It’s happened again…
Following reports that the Target security breach was carried out by way of a breach at a third party (HVAC) supplier, now comes news that the Home Depot breach – that compromised more than 56 million consumer credit and debit cards – was accomplished by criminals using a third-party vendor’s user name and password to enter the perimeter of the Company’s network. This marks the second such vendor-accessed high-profile high-volume cybersecurity breach in the last twelve months, with a resulting unlawful disclosure of a combined two hundred million customers’ personal and confidential information.
In both cases, compromised or stolen data from the vendor was used to penetrate the outward facing retailer’s cybersecurity defenses – once in, criminals were able to hack, navigate, expose and capture personal information.
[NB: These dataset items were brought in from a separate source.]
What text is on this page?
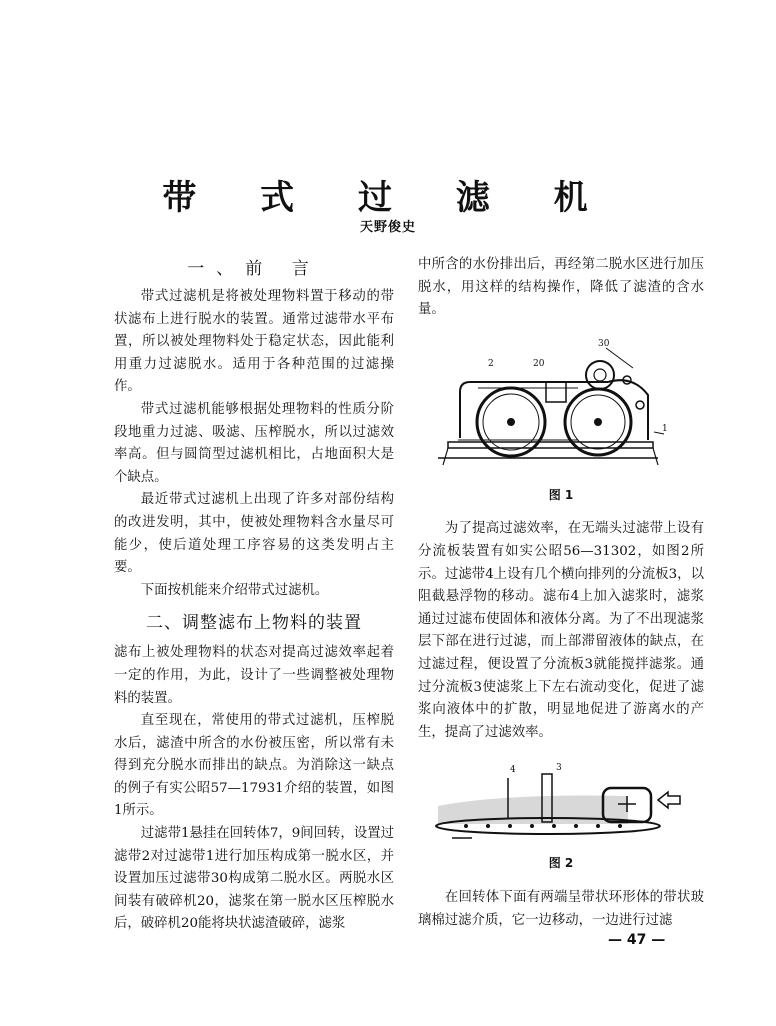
带 式 过 滤 机
天野俊史
一、前 言

带式过滤机是将被处理物料置于移动的带状滤布上进行脱水的装置。通常过滤带水平布置，所以被处理物料处于稳定状态，因此能利用重力过滤脱水。适用于各种范围的过滤操作。

带式过滤机能够根据处理物料的性质分阶段地重力过滤、吸滤、压榨脱水，所以过滤效率高。但与圆筒型过滤机相比，占地面积大是个缺点。

最近带式过滤机上出现了许多对部份结构的改进发明，其中，使被处理物料含水量尽可能少，使后道处理工序容易的这类发明占主要。

下面按机能来介绍带式过滤机。

二、调整滤布上物料的装置

滤布上被处理物料的状态对提高过滤效率起着一定的作用，为此，设计了一些调整被处理物料的装置。

直至现在，常使用的带式过滤机，压榨脱水后，滤渣中所含的水份被压密，所以常有未得到充分脱水而排出的缺点。为消除这一缺点的例子有实公昭57—17931介绍的装置，如图1所示。

过滤带1悬挂在回转体7，9间回转，设置过滤带2对过滤带1进行加压构成第一脱水区，并设置加压过滤带30构成第二脱水区。两脱水区间装有破碎机20，滤浆在第一脱水区压榨脱水后，破碎机20能将块状滤渣破碎，滤浆

中所含的水份排出后，再经第二脱水区进行加压脱水，用这样的结构操作，降低了滤渣的含水量。

2	20
30
1
图 1

为了提高过滤效率，在无端头过滤带上设有分流板装置有如实公昭56—31302，如图2所示。过滤带4上设有几个横向排列的分流板3，以阻截悬浮物的移动。滤布4上加入滤浆时，滤浆通过过滤布使固体和液体分离。为了不出现滤浆层下部在进行过滤，而上部滞留液体的缺点，在过滤过程，便设置了分流板3就能搅拌滤浆。通过分流板3使滤浆上下左右流动变化，促进了滤浆向液体中的扩散，明显地促进了游离水的产生，提高了过滤效率。

4	3
图 2

在回转体下面有两端呈带状环形体的带状玻璃棉过滤介质，它一边移动，一边进行过滤

— 47 —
“The attacker is just going after access vectors that for whatever reason remain weak,” said TK Keanini, CTO at Lancope, in an email. “[ ] Supply chain is ripe and attractive because 1) it often has more access than it really should to the firm; and 2) the firm grinds down these suppliers’ margins so low that suppliers then cut costs by cutting security spending: It is going to get a lot worse before it gets better.”
Unfortunately, these breaches are certainly not the last we’ll see that are vendor-originated. They do, however, fully illustrate the need for organizations to carefully and thoroughly vet their suppliers, including and perhaps especially those who provide products and services seemingly unrelated to technology or networking. Procurement, legal and IT should all be part of the vendor selection and on-boarding process to help best protect the organization, its assets, its reputation and its customers.